Again, I'm not "pro" anything here, I just understand the science so that GM crop development isn't an unknown for me personally. I feel the same way about 'natural' pesticides and herbicides versus synthetic ones, food irradiation, etc. There are things to be fearful about in technology, but if pharmacology in the past 100 years has taught us ANYTHING about the law of unintended consequences, the thing that truly stands out to me is that EMPIRICALLY driven development of crops, drugs, and medical practice is often fraught with MORE pitfalls than the high tech, basic-research driven version. Consider a drug that targets a particular condition. Do you want the one that is plant-derived, "all-natural" and causes an unknown plethora of side effects because while it "works" to treat "problem Z" it isn't really clear HOW it works... or, for that matter, exactly how "problem Z" happens in the first place? Well, yeah-- maybe... if it's that or 'incredibly painful imminent death" then probably so. But if you have a choice between a drug that targets 99% of one enzyme's activity (the target) and 30%-60% of seven OTHERS (unintended targets)... versus a
deliberately designed drug that targets 75% of the target AND NOTHING ELSE, which one seems like the 'better' drug? The SAFER drug?

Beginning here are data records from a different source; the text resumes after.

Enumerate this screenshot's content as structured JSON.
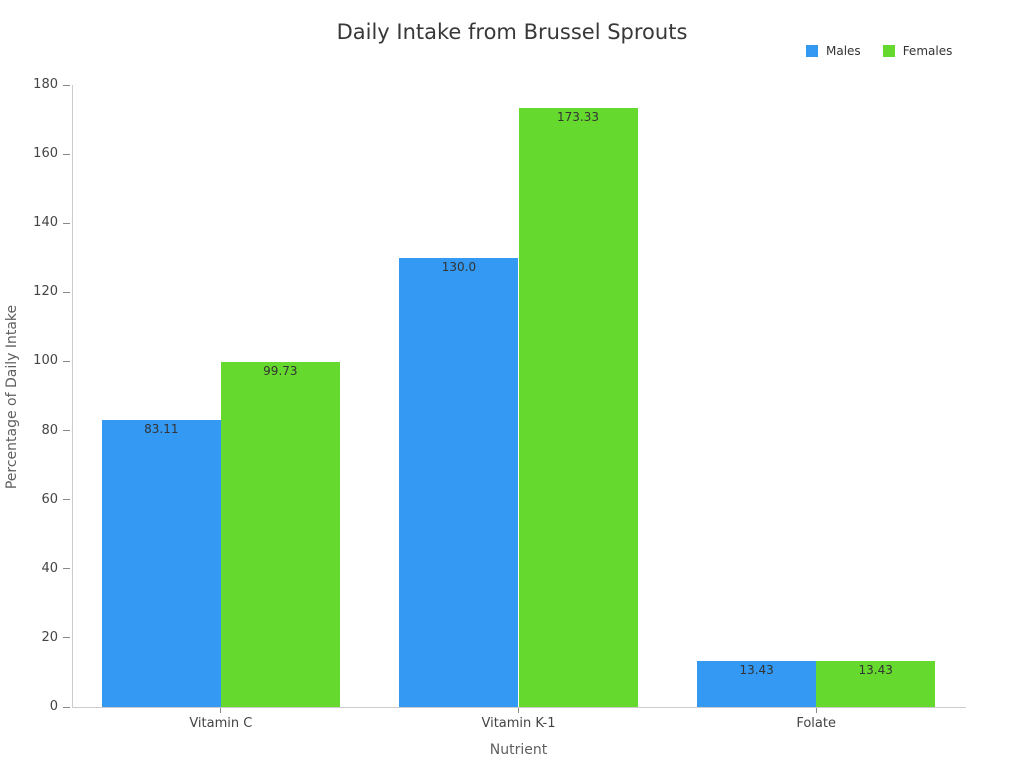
{
  "title": "Daily Intake from Brussel Sprouts",
  "legend": {
    "position": "top-right"
  },
  "xaxis": {
    "title": "Nutrient"
  },
  "yaxis": {
    "title": "Percentage of Daily Intake"
  },
  "chart_data": {
    "type": "bar",
    "title": "Daily Intake from Brussel Sprouts",
    "categories": [
      "Vitamin C",
      "Vitamin K-1",
      "Folate"
    ],
    "series": [
      {
        "name": "Males",
        "color": "#3399f3",
        "values": [
          83.11,
          130.0,
          13.43
        ],
        "bar_labels": [
          "83.11",
          "130.0",
          "13.43"
        ]
      },
      {
        "name": "Females",
        "color": "#66d92e",
        "values": [
          99.73,
          173.33,
          13.43
        ],
        "bar_labels": [
          "99.73",
          "173.33",
          "13.43"
        ]
      }
    ],
    "xlabel": "Nutrient",
    "ylabel": "Percentage of Daily Intake",
    "ylim": [
      0,
      180
    ],
    "yticks": [
      0,
      20,
      40,
      60,
      80,
      100,
      120,
      140,
      160,
      180
    ],
    "grid": false,
    "legend_position": "top-right",
    "bar_label_position": "inside-top"
  },
  "colors": {
    "axis_line": "#cccccc",
    "tick_mark": "#888888",
    "tick_text": "#444444",
    "axis_title_text": "#5f5f5f",
    "title_text": "#383838",
    "bar_label_text": "#333333",
    "background": "#ffffff"
  }
}
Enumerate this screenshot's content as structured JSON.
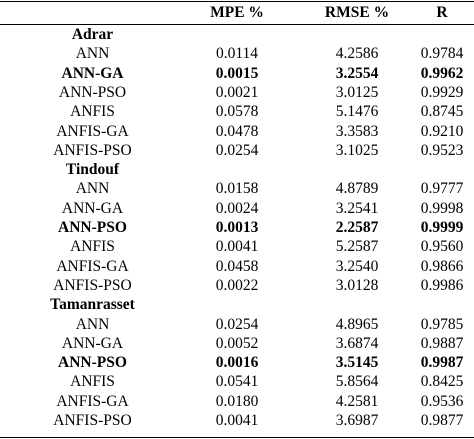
{
  "header": {
    "col0": "",
    "col1": "MPE %",
    "col2": "RMSE %",
    "col3": "R"
  },
  "groups": [
    {
      "name": "Adrar",
      "rows": [
        {
          "model": "ANN",
          "mpe": "0.0114",
          "rmse": "4.2586",
          "r": "0.9784",
          "bold": false
        },
        {
          "model": "ANN-GA",
          "mpe": "0.0015",
          "rmse": "3.2554",
          "r": "0.9962",
          "bold": true
        },
        {
          "model": "ANN-PSO",
          "mpe": "0.0021",
          "rmse": "3.0125",
          "r": "0.9929",
          "bold": false
        },
        {
          "model": "ANFIS",
          "mpe": "0.0578",
          "rmse": "5.1476",
          "r": "0.8745",
          "bold": false
        },
        {
          "model": "ANFIS-GA",
          "mpe": "0.0478",
          "rmse": "3.3583",
          "r": "0.9210",
          "bold": false
        },
        {
          "model": "ANFIS-PSO",
          "mpe": "0.0254",
          "rmse": "3.1025",
          "r": "0.9523",
          "bold": false
        }
      ]
    },
    {
      "name": "Tindouf",
      "rows": [
        {
          "model": "ANN",
          "mpe": "0.0158",
          "rmse": "4.8789",
          "r": "0.9777",
          "bold": false
        },
        {
          "model": "ANN-GA",
          "mpe": "0.0024",
          "rmse": "3.2541",
          "r": "0.9998",
          "bold": false
        },
        {
          "model": "ANN-PSO",
          "mpe": "0.0013",
          "rmse": "2.2587",
          "r": "0.9999",
          "bold": true
        },
        {
          "model": "ANFIS",
          "mpe": "0.0041",
          "rmse": "5.2587",
          "r": "0.9560",
          "bold": false
        },
        {
          "model": "ANFIS-GA",
          "mpe": "0.0458",
          "rmse": "3.2540",
          "r": "0.9866",
          "bold": false
        },
        {
          "model": "ANFIS-PSO",
          "mpe": "0.0022",
          "rmse": "3.0128",
          "r": "0.9986",
          "bold": false
        }
      ]
    },
    {
      "name": "Tamanrasset",
      "rows": [
        {
          "model": "ANN",
          "mpe": "0.0254",
          "rmse": "4.8965",
          "r": "0.9785",
          "bold": false
        },
        {
          "model": "ANN-GA",
          "mpe": "0.0052",
          "rmse": "3.6874",
          "r": "0.9887",
          "bold": false
        },
        {
          "model": "ANN-PSO",
          "mpe": "0.0016",
          "rmse": "3.5145",
          "r": "0.9987",
          "bold": true
        },
        {
          "model": "ANFIS",
          "mpe": "0.0541",
          "rmse": "5.8564",
          "r": "0.8425",
          "bold": false
        },
        {
          "model": "ANFIS-GA",
          "mpe": "0.0180",
          "rmse": "4.2581",
          "r": "0.9536",
          "bold": false
        },
        {
          "model": "ANFIS-PSO",
          "mpe": "0.0041",
          "rmse": "3.6987",
          "r": "0.9877",
          "bold": false
        }
      ]
    }
  ]
}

Of course-- it's the one with the greater precision. The one that does only what we were hoping, and nothing else. Of course, that doesn't mean that a drug class can't still have unintended effects, particularly long-term ones. But that's true of BOTH of those hypothetical drugs. But 100 years ago, many laypersons would have chosen an herbal preparation over a synthetic, simply on the basis of familiarity. Nevermind that the 'natural' version might come with liver toxicity that the refined versions didn't. <sigh>
Same thing is true in plant genetics. There are gene
linkages when you begin talking about traits produced by or selected for using conventional breeding. Crop scientists may not care what 'secondary' traits come as a package deal with a desirable one, as long as they don't affect the commercial status of the crop... but that doesn't mean that they won't turn out to be important to someone, somewhere. People with PKU and other metabolic disorders have some skin in this game, too.
We've been accelerating the crop development timeline as human beings for not-too-many generations of people. I'm going to seriously LMAO if it turns out that GM foods weren't the problem with increasing atopy and autoimmune disorders, and that something that happened back in Luther Burbank's day
is. Funnier still if it turns out to be something like a "natural" pesticide like Rotenone, which has only been in TRULY wide use since the 'green' revolution of the 1980's and a return to a scaled up verison of organic ag in the 90's.
We're operating under the assumption that the
familiar is safe. It is NOT, nor is it all well-defined. If the argument is about the
speed with which GM can accomplish what conventional breeding takes more time to do... well, that's probably a red herring as well. We're saying that pressuring organisms at a rate 100X (as we have for the past 10K years or so) is fine, selective breeding at even 1000X the rate of human evolution (as in the 20th century) is okay... but that a rate which is 10
4X isn't, in that case.
It
might be true (it's what the Paleo-diet folks certainly claim, anyway)... but if it is, then we're right back to pre-agricultural revolution foodstuffs. At that point, we've got a much, MUCH bigger problem than labeling things that
might turn out to be food allergens to someone somewhere, because we're going to have to use low-yield and pest-prone varieties and not everyone is going to be eating.
Again, I know that I'm soapboxing a little. It's just really hard for me not to try to explain this in the scientific terms. Sorry.